Мне показалось, эти фразы, рассчитанные на быстрый эффект и публичное посрамление потенциального абъюзера, уже не раз были апробированы ею на публике. Потом я узнал, что подобная категоричность вовсе не в ее характере… Впрочем, слова, которые мы не всегда точно подбираем, иногда совсем нам не подходят.
Потом Ингрид продолжила разговор с соседями справа и слева.
– Я шведка, правнучка Карла Милллеса[1], и живу в Стокгольме совсем недалеко от его знаменитого Миллесгардена[2]. Впрочем, моя мама русская, и у нас в семье сохраняют знание русского языка, – рассказывала она одному из своих собеседников…
Гостья опоздала к началу презентации корабля, но ее пустили, узнав, что она из Швеции.
Кто-то заметил:
– Шведы не впервые появляются на берегах Онеги…
– Да, – подхватила она. – И Ладоги тоже. Киевская Русь и Северо-запад теперешней России была нашими, но мы их потеряли. Если человек или народы вообще могут хоть чем-то владеть или что-то терять.

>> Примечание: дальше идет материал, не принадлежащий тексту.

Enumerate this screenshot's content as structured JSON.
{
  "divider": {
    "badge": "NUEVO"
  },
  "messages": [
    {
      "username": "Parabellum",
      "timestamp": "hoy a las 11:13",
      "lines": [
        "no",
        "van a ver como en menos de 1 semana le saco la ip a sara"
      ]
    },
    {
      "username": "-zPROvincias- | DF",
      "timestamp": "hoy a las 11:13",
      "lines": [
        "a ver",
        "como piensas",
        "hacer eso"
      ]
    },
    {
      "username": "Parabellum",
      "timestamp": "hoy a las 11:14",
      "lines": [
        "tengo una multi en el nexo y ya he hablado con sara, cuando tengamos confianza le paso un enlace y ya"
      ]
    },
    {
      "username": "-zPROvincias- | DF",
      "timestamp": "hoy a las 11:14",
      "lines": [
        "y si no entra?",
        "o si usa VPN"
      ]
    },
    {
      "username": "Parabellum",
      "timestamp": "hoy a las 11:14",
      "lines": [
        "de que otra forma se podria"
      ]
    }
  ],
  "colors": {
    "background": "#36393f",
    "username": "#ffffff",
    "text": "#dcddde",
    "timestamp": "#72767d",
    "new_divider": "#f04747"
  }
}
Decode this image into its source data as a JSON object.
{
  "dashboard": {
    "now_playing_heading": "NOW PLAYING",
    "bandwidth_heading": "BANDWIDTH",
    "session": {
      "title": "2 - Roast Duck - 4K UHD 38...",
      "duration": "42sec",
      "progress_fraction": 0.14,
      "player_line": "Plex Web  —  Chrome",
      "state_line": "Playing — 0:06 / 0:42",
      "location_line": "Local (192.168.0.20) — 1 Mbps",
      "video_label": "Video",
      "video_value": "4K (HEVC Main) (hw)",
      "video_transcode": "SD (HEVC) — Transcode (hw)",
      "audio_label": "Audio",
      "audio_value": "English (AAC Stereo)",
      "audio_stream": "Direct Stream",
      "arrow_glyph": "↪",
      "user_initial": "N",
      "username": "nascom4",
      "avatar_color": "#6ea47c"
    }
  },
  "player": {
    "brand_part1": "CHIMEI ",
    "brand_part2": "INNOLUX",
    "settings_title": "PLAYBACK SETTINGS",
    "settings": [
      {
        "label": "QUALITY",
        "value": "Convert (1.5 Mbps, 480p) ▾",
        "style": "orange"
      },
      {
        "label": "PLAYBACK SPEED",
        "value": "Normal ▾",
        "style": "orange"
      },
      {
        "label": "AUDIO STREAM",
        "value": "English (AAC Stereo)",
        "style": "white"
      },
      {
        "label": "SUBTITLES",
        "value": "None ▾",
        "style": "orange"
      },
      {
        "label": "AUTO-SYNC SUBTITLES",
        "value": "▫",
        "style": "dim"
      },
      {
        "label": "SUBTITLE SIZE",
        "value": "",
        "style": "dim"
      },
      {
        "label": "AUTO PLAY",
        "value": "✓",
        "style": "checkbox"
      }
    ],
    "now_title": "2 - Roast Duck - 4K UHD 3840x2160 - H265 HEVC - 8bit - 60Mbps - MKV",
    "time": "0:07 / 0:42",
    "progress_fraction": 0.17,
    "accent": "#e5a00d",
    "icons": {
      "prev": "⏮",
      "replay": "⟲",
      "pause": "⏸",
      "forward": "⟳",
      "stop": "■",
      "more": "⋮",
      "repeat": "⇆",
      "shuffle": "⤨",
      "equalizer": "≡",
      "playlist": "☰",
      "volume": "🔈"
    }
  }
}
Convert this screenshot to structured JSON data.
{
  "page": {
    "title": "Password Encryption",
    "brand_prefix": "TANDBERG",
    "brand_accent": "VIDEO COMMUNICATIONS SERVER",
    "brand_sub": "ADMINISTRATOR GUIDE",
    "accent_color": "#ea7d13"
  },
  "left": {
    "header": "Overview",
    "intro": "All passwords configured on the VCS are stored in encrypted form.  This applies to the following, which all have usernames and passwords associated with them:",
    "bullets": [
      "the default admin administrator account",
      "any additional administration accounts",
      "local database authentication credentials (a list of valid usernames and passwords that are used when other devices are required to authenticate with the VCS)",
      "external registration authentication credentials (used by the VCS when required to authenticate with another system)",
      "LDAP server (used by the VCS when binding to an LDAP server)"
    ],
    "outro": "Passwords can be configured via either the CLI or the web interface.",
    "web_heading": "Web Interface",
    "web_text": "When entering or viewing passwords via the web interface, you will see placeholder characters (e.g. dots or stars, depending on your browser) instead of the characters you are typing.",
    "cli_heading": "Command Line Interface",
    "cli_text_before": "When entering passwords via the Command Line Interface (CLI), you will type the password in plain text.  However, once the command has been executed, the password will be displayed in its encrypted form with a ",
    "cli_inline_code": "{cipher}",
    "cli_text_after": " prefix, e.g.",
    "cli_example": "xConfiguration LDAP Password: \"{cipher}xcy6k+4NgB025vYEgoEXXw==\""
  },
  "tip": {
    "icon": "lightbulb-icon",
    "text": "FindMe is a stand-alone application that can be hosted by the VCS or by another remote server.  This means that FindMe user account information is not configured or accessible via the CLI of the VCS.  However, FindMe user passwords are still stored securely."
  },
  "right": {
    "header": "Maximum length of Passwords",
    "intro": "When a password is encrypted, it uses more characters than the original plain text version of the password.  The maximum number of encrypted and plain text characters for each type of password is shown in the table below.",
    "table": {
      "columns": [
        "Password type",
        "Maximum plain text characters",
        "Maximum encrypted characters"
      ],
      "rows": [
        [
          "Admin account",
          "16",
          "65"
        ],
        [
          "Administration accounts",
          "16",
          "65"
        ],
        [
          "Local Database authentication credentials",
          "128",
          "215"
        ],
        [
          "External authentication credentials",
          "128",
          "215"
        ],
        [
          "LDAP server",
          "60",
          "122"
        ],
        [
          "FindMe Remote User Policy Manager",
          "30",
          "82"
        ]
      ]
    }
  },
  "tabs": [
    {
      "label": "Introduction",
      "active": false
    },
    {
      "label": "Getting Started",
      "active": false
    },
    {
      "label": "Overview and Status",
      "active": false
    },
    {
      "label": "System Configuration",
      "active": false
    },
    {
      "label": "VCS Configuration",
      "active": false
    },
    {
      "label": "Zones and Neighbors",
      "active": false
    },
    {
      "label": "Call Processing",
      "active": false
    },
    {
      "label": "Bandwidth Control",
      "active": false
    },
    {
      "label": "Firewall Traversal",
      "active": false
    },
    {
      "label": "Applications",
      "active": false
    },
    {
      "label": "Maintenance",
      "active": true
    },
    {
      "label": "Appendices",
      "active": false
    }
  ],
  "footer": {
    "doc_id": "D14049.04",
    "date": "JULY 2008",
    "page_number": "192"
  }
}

В этот момент я увидел ее. Аганиппа[3], столь любимый и достаточно редкий женский типаж, открытый мною в юности на скалистом берегу фьорда, где расположился Миллесгарден! Точеное, непроницаемое лицо с серыми глазами и пшеничной копной волос. Высокая, легкая в движениях, она поражала выражением уверенной в себе жрицы, оберегающей какую-то тайну. Улыбка, подчас пробегающая по лицу, лишь подчеркивала ее отрешенность. Белый свитер с норвежским узором не скрывал хрупкую, как бы звенящую фигурку феи, зачем-то пришедшей к нам из нездешних миров. По-русски она говорила чисто, фразы строила очень точно, разве что чуть окала… немного на финский манер. Я не наблюдал за ней специально, все это понемногу вспомнилось позже.
Если отбросить ее первые слова о неприятии некоторых мужских привычек, Ингрид показалась мне воплощением тихой нежности. Нас познакомили. Я сказал, что преподаю в ИТМО[4]. Ощущаю себя коренным ленинградцем.
Она задумчиво спросила:
– А что значит чувствовать себя петербуржцем-ленинградцем?
– Не знаю, – ответил я. – Это вопрос генетической памяти. Может, и веры…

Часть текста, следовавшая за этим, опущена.